Account Levied With Only One Notice
My client is a contractor who owes about $100,000 in unpaid payroll taxes. The EDD recently sent him a collection notice letter. It said levying on his account was one of many options it could exercise. The money was due immediately, but the letter gave no other or specific deadline. Two weeks later, and with no further warning, the EDD took funds from his business’ payroll account without any additional warning. He couldn’t make payroll as a result. I was able to get the EDD to return enough money so that my client could pay his workers. The EDD said we could work out an install agreement that would allow my client to continue his business. However, the EDD has ignored my calls and faxes, and continues to levy on my clients account. Is this a deliberate form of punishment? If so, who does it benefit? It jeopardizes my client’s businesses viability which, in turn, threatens his ability to repay the state. Or, is this the result of EDD staff incompetence?
Contrast With IRS Process
When the IRS intends to levy on a taxpayers account, it is required by federal law to send four notices by first-class mail and a fifth and final notice by certified mail. After the final notice, it must wait 30-days before levying, during which time the taxpayer can file a Collection Due Process hearing request, which automatically stops the levy until after the taxpayer has had their objection heard.

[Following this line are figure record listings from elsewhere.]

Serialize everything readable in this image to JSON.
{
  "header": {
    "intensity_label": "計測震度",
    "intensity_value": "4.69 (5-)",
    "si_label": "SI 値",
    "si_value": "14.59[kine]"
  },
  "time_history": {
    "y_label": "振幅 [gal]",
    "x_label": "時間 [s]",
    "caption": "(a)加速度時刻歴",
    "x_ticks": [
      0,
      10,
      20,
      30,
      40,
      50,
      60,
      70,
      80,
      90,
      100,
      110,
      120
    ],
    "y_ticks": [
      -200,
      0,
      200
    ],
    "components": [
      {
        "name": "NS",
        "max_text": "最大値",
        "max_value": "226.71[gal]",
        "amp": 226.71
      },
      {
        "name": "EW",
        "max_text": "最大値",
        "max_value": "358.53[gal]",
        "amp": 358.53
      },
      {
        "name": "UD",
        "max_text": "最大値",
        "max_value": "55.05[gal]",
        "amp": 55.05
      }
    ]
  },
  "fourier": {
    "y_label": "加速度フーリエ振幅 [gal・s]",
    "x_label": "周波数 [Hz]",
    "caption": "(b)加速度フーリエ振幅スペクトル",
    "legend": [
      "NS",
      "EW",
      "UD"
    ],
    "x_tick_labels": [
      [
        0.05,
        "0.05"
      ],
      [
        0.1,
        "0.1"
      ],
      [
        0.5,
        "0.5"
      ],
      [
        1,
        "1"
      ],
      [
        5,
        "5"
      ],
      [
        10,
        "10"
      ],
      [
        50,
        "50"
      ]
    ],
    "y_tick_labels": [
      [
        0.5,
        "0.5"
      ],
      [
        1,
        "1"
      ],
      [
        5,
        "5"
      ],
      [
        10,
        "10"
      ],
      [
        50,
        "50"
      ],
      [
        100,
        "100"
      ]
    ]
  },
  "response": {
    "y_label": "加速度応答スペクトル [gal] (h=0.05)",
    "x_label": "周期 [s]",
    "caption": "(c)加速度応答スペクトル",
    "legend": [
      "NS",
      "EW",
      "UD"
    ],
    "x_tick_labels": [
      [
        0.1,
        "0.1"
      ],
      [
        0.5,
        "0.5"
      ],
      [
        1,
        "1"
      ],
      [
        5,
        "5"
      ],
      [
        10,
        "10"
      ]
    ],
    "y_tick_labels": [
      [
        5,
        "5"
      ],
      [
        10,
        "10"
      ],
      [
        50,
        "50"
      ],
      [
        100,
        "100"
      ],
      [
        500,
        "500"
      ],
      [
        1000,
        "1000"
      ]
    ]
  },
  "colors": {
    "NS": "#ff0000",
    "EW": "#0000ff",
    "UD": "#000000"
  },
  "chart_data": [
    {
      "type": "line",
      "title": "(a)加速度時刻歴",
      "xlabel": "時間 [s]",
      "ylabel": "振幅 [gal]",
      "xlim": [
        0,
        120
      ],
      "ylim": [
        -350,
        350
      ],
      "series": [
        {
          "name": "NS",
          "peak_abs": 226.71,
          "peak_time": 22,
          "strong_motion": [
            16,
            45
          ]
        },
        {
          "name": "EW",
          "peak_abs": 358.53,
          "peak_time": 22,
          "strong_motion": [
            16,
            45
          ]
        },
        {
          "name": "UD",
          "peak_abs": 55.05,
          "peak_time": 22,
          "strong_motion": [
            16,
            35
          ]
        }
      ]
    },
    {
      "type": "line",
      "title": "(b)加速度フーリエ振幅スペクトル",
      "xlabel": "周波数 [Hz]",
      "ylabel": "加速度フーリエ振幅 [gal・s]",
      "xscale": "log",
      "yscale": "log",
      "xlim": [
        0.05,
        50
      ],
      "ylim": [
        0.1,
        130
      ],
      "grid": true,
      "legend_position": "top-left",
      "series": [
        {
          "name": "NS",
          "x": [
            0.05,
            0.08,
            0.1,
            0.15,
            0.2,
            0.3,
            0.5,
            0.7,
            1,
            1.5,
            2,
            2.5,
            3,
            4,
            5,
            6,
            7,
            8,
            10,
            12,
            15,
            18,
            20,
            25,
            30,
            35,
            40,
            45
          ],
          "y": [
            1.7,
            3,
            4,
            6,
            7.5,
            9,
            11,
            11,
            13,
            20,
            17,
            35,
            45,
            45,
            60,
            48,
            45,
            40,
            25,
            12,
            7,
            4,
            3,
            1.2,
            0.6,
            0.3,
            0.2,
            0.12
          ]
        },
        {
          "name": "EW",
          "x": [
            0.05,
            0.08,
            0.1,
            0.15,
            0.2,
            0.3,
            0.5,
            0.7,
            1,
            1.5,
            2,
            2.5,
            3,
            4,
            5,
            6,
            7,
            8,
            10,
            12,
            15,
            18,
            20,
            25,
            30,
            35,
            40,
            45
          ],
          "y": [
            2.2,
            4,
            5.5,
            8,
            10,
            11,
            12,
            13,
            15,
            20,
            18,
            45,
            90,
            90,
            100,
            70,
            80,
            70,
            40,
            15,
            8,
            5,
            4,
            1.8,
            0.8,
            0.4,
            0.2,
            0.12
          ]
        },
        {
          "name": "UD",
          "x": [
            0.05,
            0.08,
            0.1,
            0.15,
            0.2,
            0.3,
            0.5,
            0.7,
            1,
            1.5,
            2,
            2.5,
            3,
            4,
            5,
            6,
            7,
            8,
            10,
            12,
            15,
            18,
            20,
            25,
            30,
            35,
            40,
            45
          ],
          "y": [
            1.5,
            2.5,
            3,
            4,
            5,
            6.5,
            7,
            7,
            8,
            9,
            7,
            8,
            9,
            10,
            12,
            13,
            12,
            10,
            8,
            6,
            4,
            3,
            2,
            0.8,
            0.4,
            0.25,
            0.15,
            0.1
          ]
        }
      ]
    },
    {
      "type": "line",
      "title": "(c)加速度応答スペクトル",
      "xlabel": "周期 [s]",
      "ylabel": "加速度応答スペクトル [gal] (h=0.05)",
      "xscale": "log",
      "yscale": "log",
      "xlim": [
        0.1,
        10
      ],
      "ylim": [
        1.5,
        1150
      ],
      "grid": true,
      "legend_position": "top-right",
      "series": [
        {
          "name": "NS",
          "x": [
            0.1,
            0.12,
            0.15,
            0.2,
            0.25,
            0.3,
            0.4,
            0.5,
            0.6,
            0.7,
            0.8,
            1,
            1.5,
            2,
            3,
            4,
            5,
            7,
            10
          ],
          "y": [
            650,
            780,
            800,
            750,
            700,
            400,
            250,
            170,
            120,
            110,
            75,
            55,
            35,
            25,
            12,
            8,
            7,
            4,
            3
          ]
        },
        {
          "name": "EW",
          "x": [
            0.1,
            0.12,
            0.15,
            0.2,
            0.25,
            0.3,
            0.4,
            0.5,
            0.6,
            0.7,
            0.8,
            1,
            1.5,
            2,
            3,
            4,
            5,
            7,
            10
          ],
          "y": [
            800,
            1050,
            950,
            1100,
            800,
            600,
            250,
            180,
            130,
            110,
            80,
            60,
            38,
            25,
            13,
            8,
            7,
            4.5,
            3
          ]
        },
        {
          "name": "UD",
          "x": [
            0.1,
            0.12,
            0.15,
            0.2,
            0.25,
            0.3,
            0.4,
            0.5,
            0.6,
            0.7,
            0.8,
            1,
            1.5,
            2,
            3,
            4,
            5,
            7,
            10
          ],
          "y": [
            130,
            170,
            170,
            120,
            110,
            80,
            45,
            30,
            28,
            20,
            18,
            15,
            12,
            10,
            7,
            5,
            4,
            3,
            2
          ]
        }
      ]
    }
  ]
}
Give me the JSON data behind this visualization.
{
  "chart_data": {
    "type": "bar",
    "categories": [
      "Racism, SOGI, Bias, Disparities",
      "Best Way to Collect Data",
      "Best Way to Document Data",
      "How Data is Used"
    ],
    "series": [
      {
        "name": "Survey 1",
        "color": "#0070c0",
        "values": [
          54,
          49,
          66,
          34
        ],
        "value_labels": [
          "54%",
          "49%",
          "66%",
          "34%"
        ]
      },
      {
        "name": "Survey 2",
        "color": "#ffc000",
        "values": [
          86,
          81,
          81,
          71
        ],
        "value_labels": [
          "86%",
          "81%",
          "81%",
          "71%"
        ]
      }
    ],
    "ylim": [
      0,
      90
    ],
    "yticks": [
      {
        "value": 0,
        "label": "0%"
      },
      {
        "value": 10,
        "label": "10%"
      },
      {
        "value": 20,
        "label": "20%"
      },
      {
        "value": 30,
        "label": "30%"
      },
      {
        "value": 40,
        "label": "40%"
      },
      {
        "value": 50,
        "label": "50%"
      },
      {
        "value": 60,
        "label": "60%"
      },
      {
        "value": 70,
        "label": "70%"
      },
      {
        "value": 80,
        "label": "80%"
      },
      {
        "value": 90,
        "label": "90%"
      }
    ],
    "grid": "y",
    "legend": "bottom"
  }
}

EDD “Process” Is Hit-or-Miss
An IRS-like process is not available to my client in his problems with the EDD. Neither myself nor my client disagree that he owes back payroll taxes to the EDD. The EDD views unpaid payroll taxes as an unindicted crime, because the employer is taking the employee’s tax money to fund its own operations. The EDD has the right to enforce the law so strictly that the taxpayer is shut down. But most EDD and IRS staff understand that no one benefits if the taxpayer cannot own up to the mistake, make amends, and try to continue functioning as an ongoing business. That means keeping current and sticking to a plan to pay the back taxes. If the agency can’t respond to offers to do just that, then it needs more staff, or better staff.
I try to make the government’s job as easy as possible, by giving it everything it could want to grant favor to my client. I still don’t know what else I can do to get the EDD to behave more reasonably, and let my client get on with his business so that he can repay them.
Of course, the biggest take-away for any potential clients is to not to get into this situation in the first place. Because the EDD is so unpredictable and sometimes draconian in its collection efforts, it is never a good idea to defer payroll tax deposits in order to keep a business afloat. Yup, I’m telling you to shutter your business if you can’t pay payroll tax, rather than stay open. Believe me, you don’t want to go through what this client is currently facing.